Cruzeiro e Atlético chegam embalados na final mineira

Motivados pelas boas campanhas que fazem na temporada, Cruzeiro e Atlético-MG iniciam neste domingo, a partir das 16 horas, no Mineirão, a decisão do título do Campeonato Mineiro. Enquanto os cruzeirenses são os atuais campeões e não perdem para o rival há 10 jogos, a vantagem de jogar por dois resultados iguais na final é atleticana, por causa da melhor performance na primeira fase da competição.

EDUARDO KATTAH, Agencia Estado

26 de abril de 2009 | 08h33

Cruzeiro e Atlético-MG chegam à primeira partida da final após vitórias que garantiram classificação para as fases seguintes da Libertadores e da Copa do Brasil, respectivamente. Por isso, ambos entram em campo embalados, prometendo fazer um grande clássico para a torcida que irão lotar o Mineirão.

"Tem um time formado há muito tempo, que é o Cruzeiro e um correndo atrás, que é o Atlético. E passou na frente", disse o técnico atleticano, Emerson Leão, se referindo à arrancada de sua equipe na fase de classificação do campeonato. "Corremos atrás 99% da competição, conseguimos passar nas duas últimas rodadas e isso foi importante para nós. Agora, isso não lhe dá favoritismo, lhe dá a vantagem. Favoritismo você ganha dentro do campo."
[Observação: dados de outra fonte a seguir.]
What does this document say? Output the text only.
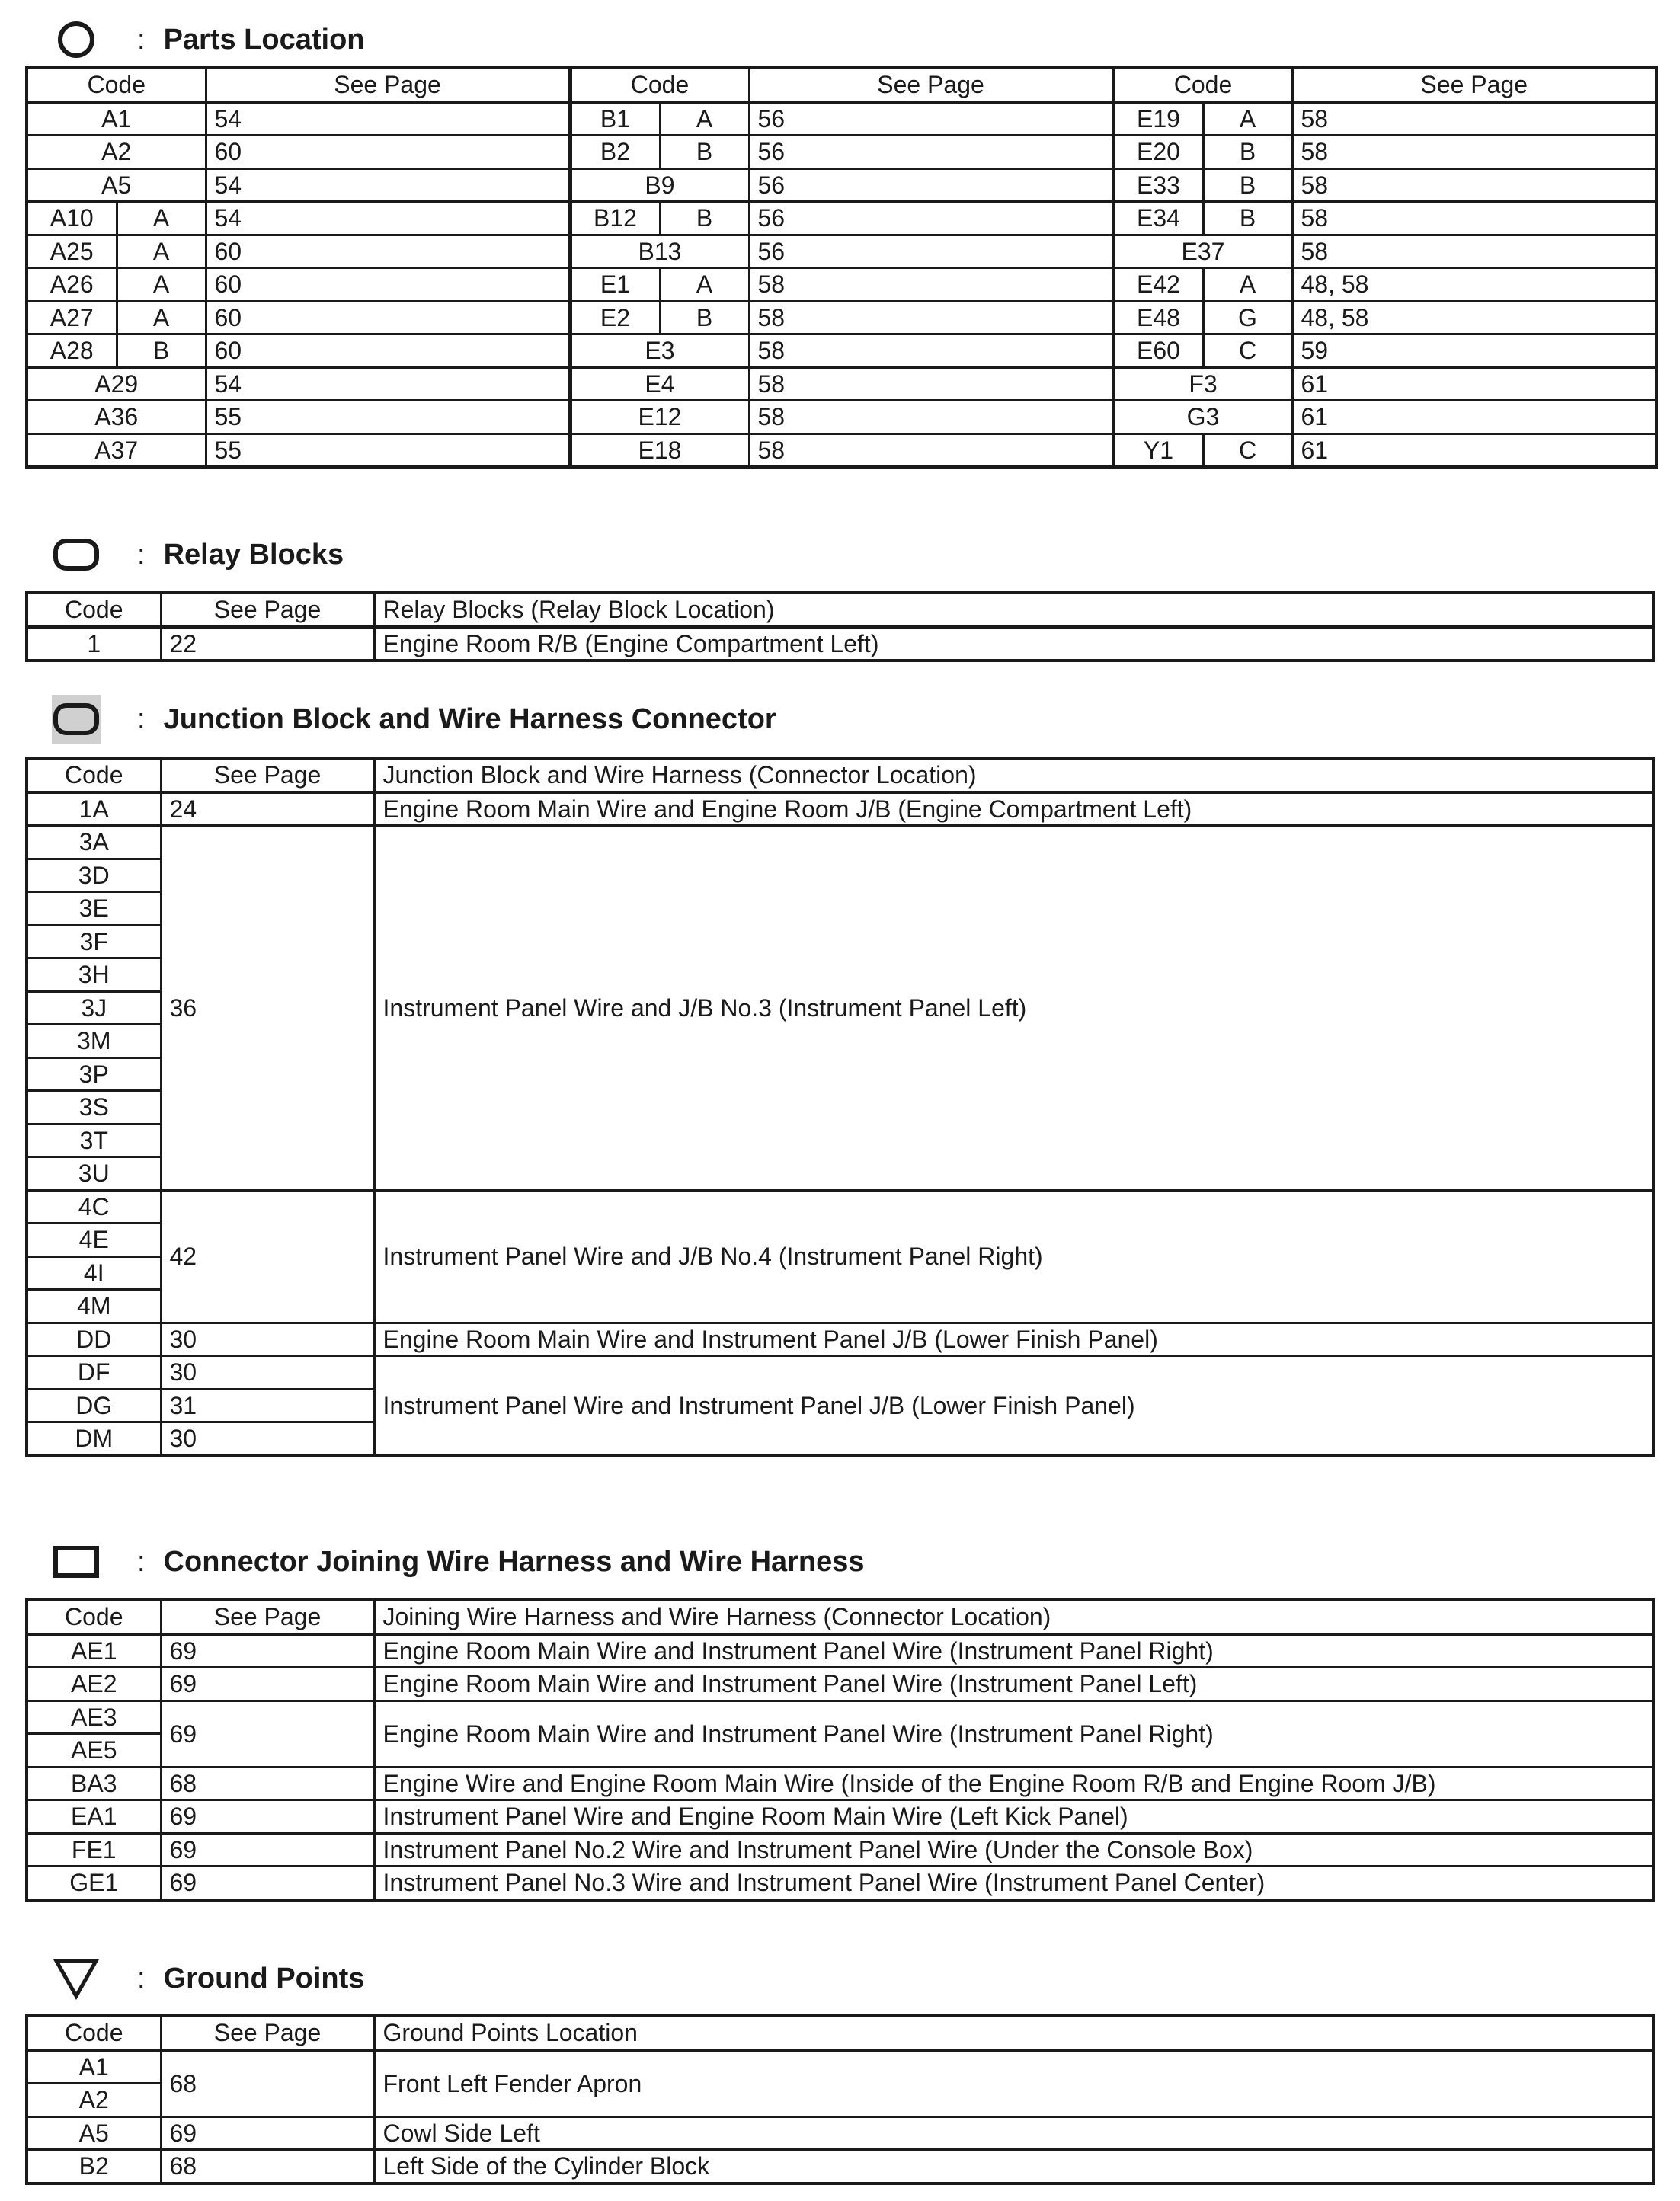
: Parts Location
Code		See Page	Code		See Page	Code		See Page
A1		54	B1	A	56	E19	A	58
A2		60	B2	B	56	E20	B	58
A5		54	B9		56	E33	B	58
A10	A	54	B12	B	56	E34	B	58
A25	A	60	B13		56	E37		58
A26	A	60	E1	A	58	E42	A	48, 58
A27	A	60	E2	B	58	E48	G	48, 58
A28	B	60	E3		58	E60	C	59
A29		54	E4		58	F3		61
A36		55	E12		58	G3		61
A37		55	E18		58	Y1	C	61
: Relay Blocks
Code	See Page	Relay Blocks (Relay Block Location)
1	22	Engine Room R/B (Engine Compartment Left)
: Junction Block and Wire Harness Connector
Code	See Page	Junction Block and Wire Harness (Connector Location)
1A	24	Engine Room Main Wire and Engine Room J/B (Engine Compartment Left)
3A	36	Instrument Panel Wire and J/B No.3 (Instrument Panel Left)
3D		
3E		
3F		
3H		
3J		
3M		
3P		
3S		
3T		
3U		
4C	42	Instrument Panel Wire and J/B No.4 (Instrument Panel Right)
4E		
4I		
4M		
DD	30	Engine Room Main Wire and Instrument Panel J/B (Lower Finish Panel)
DF	30	Instrument Panel Wire and Instrument Panel J/B (Lower Finish Panel)
DG	31	
DM	30	
: Connector Joining Wire Harness and Wire Harness
Code	See Page	Joining Wire Harness and Wire Harness (Connector Location)
AE1	69	Engine Room Main Wire and Instrument Panel Wire (Instrument Panel Right)
AE2	69	Engine Room Main Wire and Instrument Panel Wire (Instrument Panel Left)
AE3	69	Engine Room Main Wire and Instrument Panel Wire (Instrument Panel Right)
AE5		
BA3	68	Engine Wire and Engine Room Main Wire (Inside of the Engine Room R/B and Engine Room J/B)
EA1	69	Instrument Panel Wire and Engine Room Main Wire (Left Kick Panel)
FE1	69	Instrument Panel No.2 Wire and Instrument Panel Wire (Under the Console Box)
GE1	69	Instrument Panel No.3 Wire and Instrument Panel Wire (Instrument Panel Center)
: Ground Points
Code	See Page	Ground Points Location
A1	68	Front Left Fender Apron
A2		
A5	69	Cowl Side Left
B2	68	Left Side of the Cylinder Block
Neste ano, porém, nas duas vezes em que os rivais mineiros se encontraram, deu Cruzeiro. Na verdade, nos últimos 10 clássicos, foram nove vitórias cruzeirenses e um empate. "Está engasgado. Já perdi duas e não é legal sair na rua e a torcida do Cruzeiro tirando sarro", admitiu o atacante atleticano Diego Tardelli, artilheiro do Campeonato Mineiro, com 16 gols.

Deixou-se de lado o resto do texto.